Thatcher

 

Put in its bluntest form: the main threat to our environment is more and more people, and their activities: • The land they cultivate ever more intensively; • The forests they cut down and burn; • The mountain sides they lay bare; • The fossil fuels they burn; • The rivers and the seas they pollute.

The result is that change in future is likely to be more fundamental and more widespread than anything we have known hitherto. Change to the sea around us, change to the atmosphere above, leading in turn to change in the world's climate, which could alter the way we live in the most fundamental way of all.

That prospect is a new factor in human affairs. It is comparable in its implications to the discovery of how to split the atom. Indeed, its results could be even more far-reaching.

Margaret Thatcher, United Nations, New York City 1989

This October, Grantham will mark the anniversary of Margaret Thatcher’s birth with a series of events.

For many, her legacy is bitter. I think of my parents’ unemployment, the miners’ strikes, the Brixton riots, and the devastation of the poll tax. For countless families, her policies left scars that are still felt today.

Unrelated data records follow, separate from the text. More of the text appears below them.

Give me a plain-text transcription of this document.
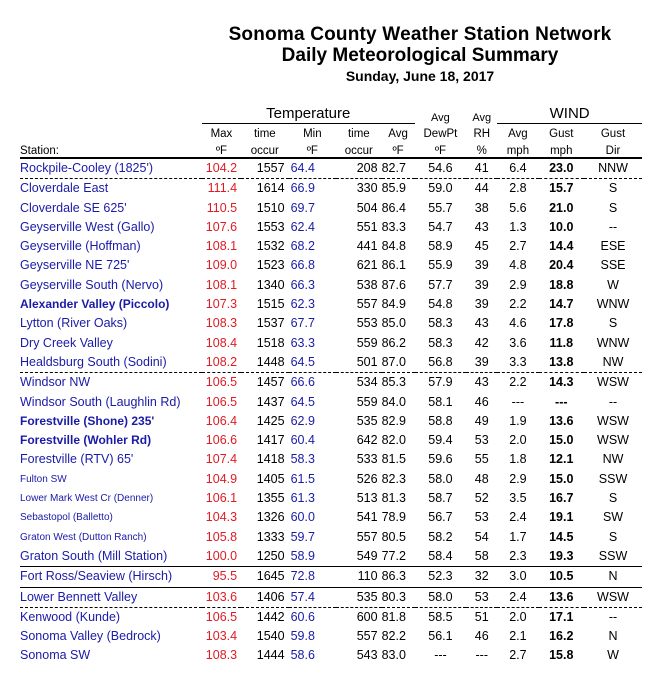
Sonoma County Weather Station Network
Daily Meteorological Summary
Sunday, June 18, 2017
	Temperature					Avg	Avg	WIND		
	Max	time	Min	time	Avg	DewPt	RH	Avg	Gust	Gust
Station:	ºF	occur	ºF	occur	ºF	ºF	%	mph	mph	Dir
Rockpile-Cooley (1825')	104.2	1557	64.4	208	82.7	54.6	41	6.4	23.0	NNW
Cloverdale East	111.4	1614	66.9	330	85.9	59.0	44	2.8	15.7	S
Cloverdale SE 625'	110.5	1510	69.7	504	86.4	55.7	38	5.6	21.0	S
Geyserville West (Gallo)	107.6	1553	62.4	551	83.3	54.7	43	1.3	10.0	--
Geyserville (Hoffman)	108.1	1532	68.2	441	84.8	58.9	45	2.7	14.4	ESE
Geyserville NE 725'	109.0	1523	66.8	621	86.1	55.9	39	4.8	20.4	SSE
Geyserville South (Nervo)	108.1	1340	66.3	538	87.6	57.7	39	2.9	18.8	W
Alexander Valley (Piccolo)	107.3	1515	62.3	557	84.9	54.8	39	2.2	14.7	WNW
Lytton (River Oaks)	108.3	1537	67.7	553	85.0	58.3	43	4.6	17.8	S
Dry Creek Valley	108.4	1518	63.3	559	86.2	58.3	42	3.6	11.8	WNW
Healdsburg South (Sodini)	108.2	1448	64.5	501	87.0	56.8	39	3.3	13.8	NW
Windsor NW	106.5	1457	66.6	534	85.3	57.9	43	2.2	14.3	WSW
Windsor South (Laughlin Rd)	106.5	1437	64.5	559	84.0	58.1	46	---	---	--
Forestville (Shone) 235'	106.4	1425	62.9	535	82.9	58.8	49	1.9	13.6	WSW
Forestville (Wohler Rd)	106.6	1417	60.4	642	82.0	59.4	53	2.0	15.0	WSW
Forestville (RTV) 65'	107.4	1418	58.3	533	81.5	59.6	55	1.8	12.1	NW
Fulton SW	104.9	1405	61.5	526	82.3	58.0	48	2.9	15.0	SSW
Lower Mark West Cr (Denner)	106.1	1355	61.3	513	81.3	58.7	52	3.5	16.7	S
Sebastopol (Balletto)	104.3	1326	60.0	541	78.9	56.7	53	2.4	19.1	SW
Graton West (Dutton Ranch)	105.8	1333	59.7	557	80.5	58.2	54	1.7	14.5	S
Graton South (Mill Station)	100.0	1250	58.9	549	77.2	58.4	58	2.3	19.3	SSW
Fort Ross/Seaview (Hirsch)	95.5	1645	72.8	110	86.3	52.3	32	3.0	10.5	N
Lower Bennett Valley	103.6	1406	57.4	535	80.3	58.0	53	2.4	13.6	WSW
Kenwood (Kunde)	106.5	1442	60.6	600	81.8	58.5	51	2.0	17.1	--
Sonoma Valley (Bedrock)	103.4	1540	59.8	557	82.2	56.1	46	2.1	16.2	N
Sonoma SW	108.3	1444	58.6	543	83.0	---	---	2.7	15.8	W
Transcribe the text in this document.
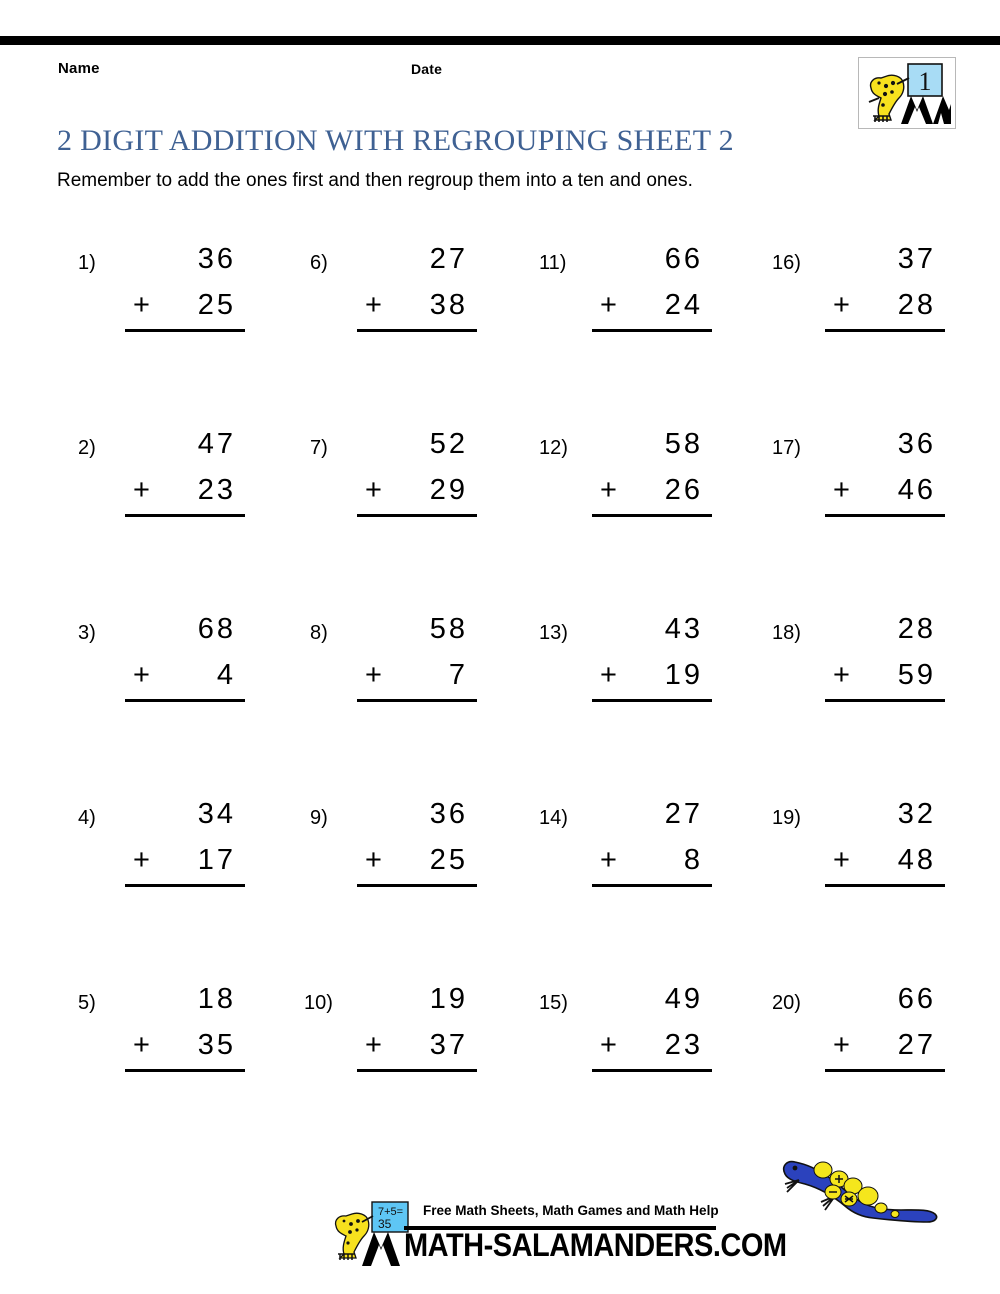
Name	Date	1
2 DIGIT ADDITION WITH REGROUPING SHEET 2
Remember to add the ones first and then regroup them into a ten and ones.
1)	36
+ 25
6)	27
+ 38
11)	66
+ 24
16)	37
+ 28
2)	47
+ 23
7)	52
+ 29
12)	58
+ 26
17)	36
+ 46
3)	68
+ 4
8)	58
+ 7
13)	43
+ 19
18)	28
+ 59
4)	34
+ 17
9)	36
+ 25
14)	27
+ 8
19)	32
+ 48
5)	18
+ 35
10)	19
+ 37
15)	49
+ 23
20)	66
+ 27
7+5=
35
Free Math Sheets, Math Games and Math Help
MATH-SALAMANDERS.COM
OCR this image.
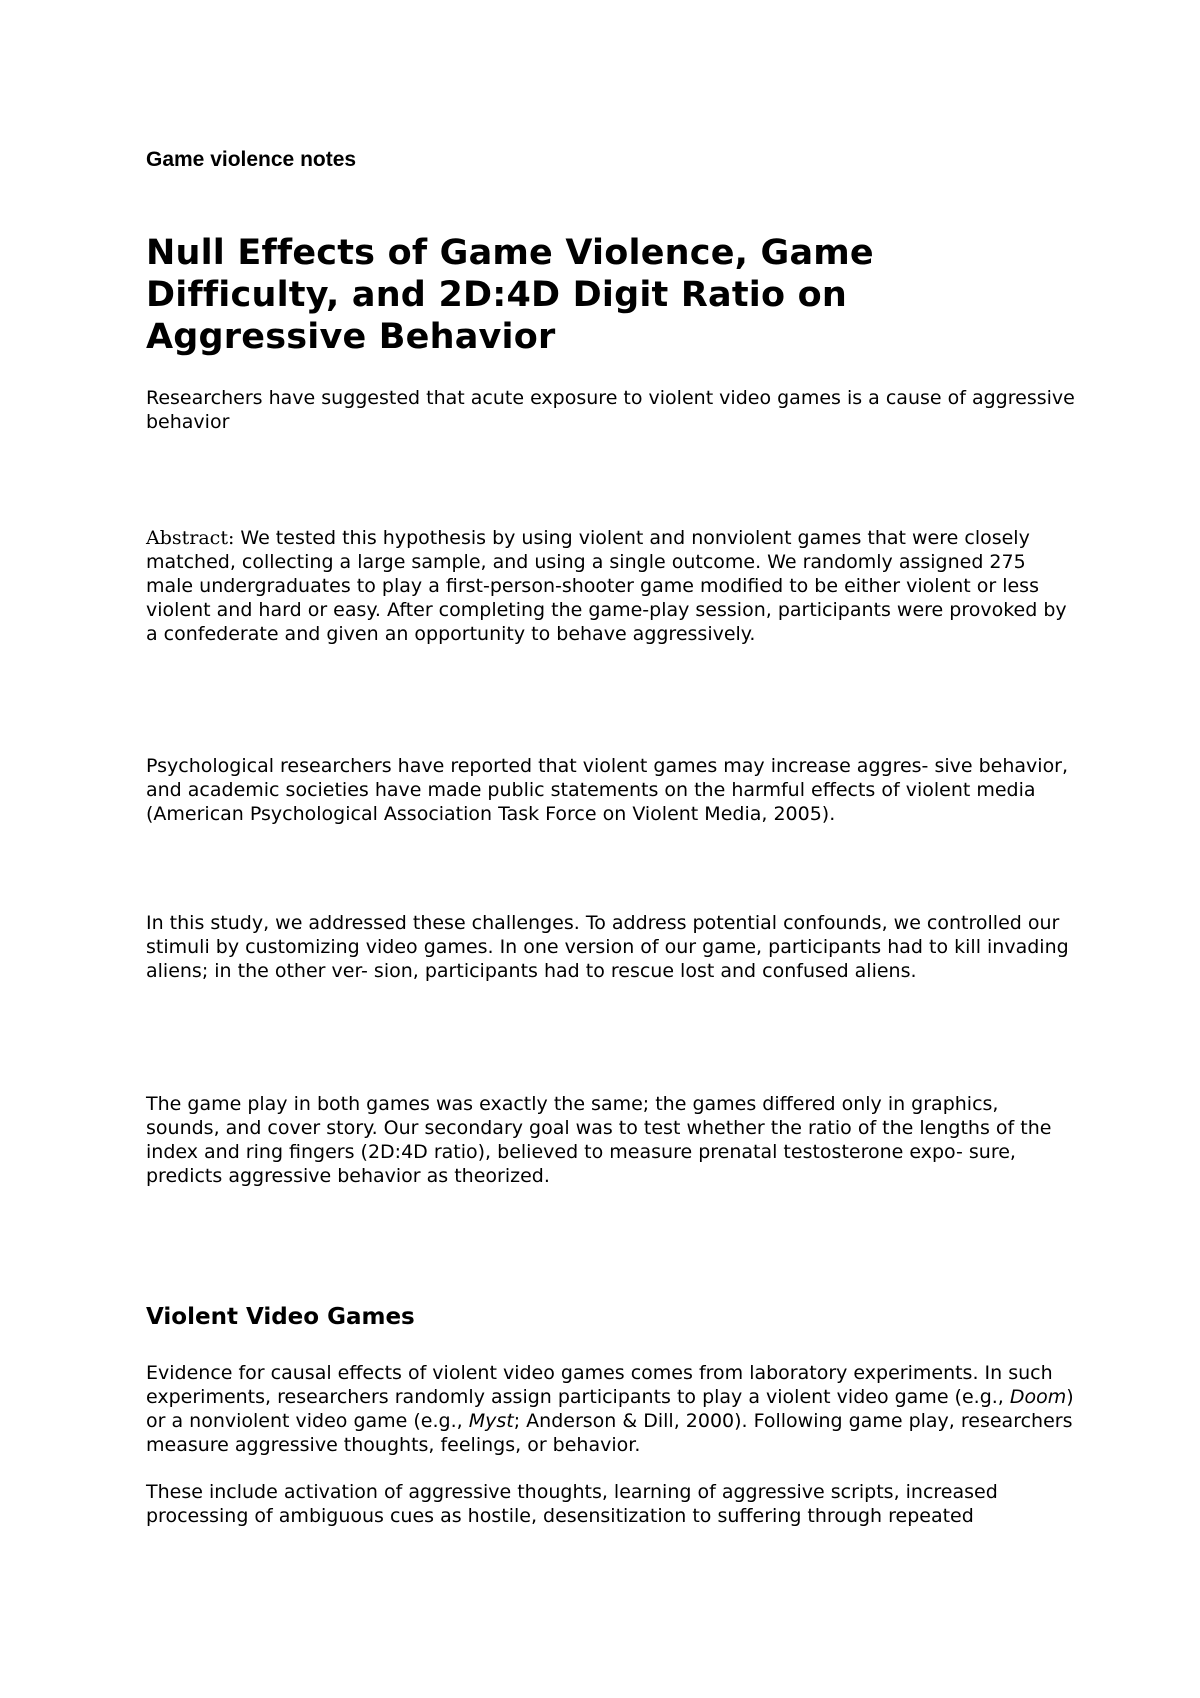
Game violence notes
Null Effects of Game Violence, Game Difficulty, and 2D:4D Digit Ratio on Aggressive Behavior

Researchers have suggested that acute exposure to violent video games is a cause of aggressive behavior

Abstract: We tested this hypothesis by using violent and nonviolent games that were closely matched, collecting a large sample, and using a single outcome. We randomly assigned 275 male undergraduates to play a first-person-shooter game modified to be either violent or less violent and hard or easy. After completing the game-play session, participants were provoked by a confederate and given an opportunity to behave aggressively.

Psychological researchers have reported that violent games may increase aggres- sive behavior, and academic societies have made public statements on the harmful effects of violent media (American Psychological Association Task Force on Violent Media, 2005).

In this study, we addressed these challenges. To address potential confounds, we controlled our stimuli by customizing video games. In one version of our game, participants had to kill invading aliens; in the other ver- sion, participants had to rescue lost and confused aliens.

The game play in both games was exactly the same; the games differed only in graphics, sounds, and cover story. Our secondary goal was to test whether the ratio of the lengths of the index and ring fingers (2D:4D ratio), believed to measure prenatal testosterone expo- sure, predicts aggressive behavior as theorized.

Violent Video Games

Evidence for causal effects of violent video games comes from laboratory experiments. In such experiments, researchers randomly assign participants to play a violent video game (e.g., Doom) or a nonviolent video game (e.g., Myst; Anderson & Dill, 2000). Following game play, researchers measure aggressive thoughts, feelings, or behavior.

These include activation of aggressive thoughts, learning of aggressive scripts, increased processing of ambiguous cues as hostile, desensitization to suffering through repeated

And yet—she was also a woman who broke barriers. A state-educated girl who went on to study chemistry at Oxford. A barrister who passed the bar just six months after giving birth. And the first woman to become UK prime minister, at a time when women were still not entitled to equal pay.

So how do we reconcile these two sides? A leader whose politics divided a nation, and a woman whose achievements were groundbreaking in themselves.

One part of her legacy that often gets overlooked is her 1989 speech to the United Nations—decades ahead of its time in recognising climate change as a fundamental threat to humanity. Here’s a passage that feels just as urgent today:

“Put in its bluntest form: the main threat to our environment is more and more people, and their activities... The result is that change in future is likely to be more fundamental and more widespread than anything we have known hitherto... Change in the world’s climate, which could alter the way we live in the most fundamental way of all.”

So here’s my question:
👉 How should we remember Margaret Thatcher today? By the pain her policies caused, by the barriers she broke, or by the foresight of her words?

I’d love to hear your thoughts.

History rarely leaves us with simple heroes or villains. But sometimes it leaves us with moments of brilliance worth remembering.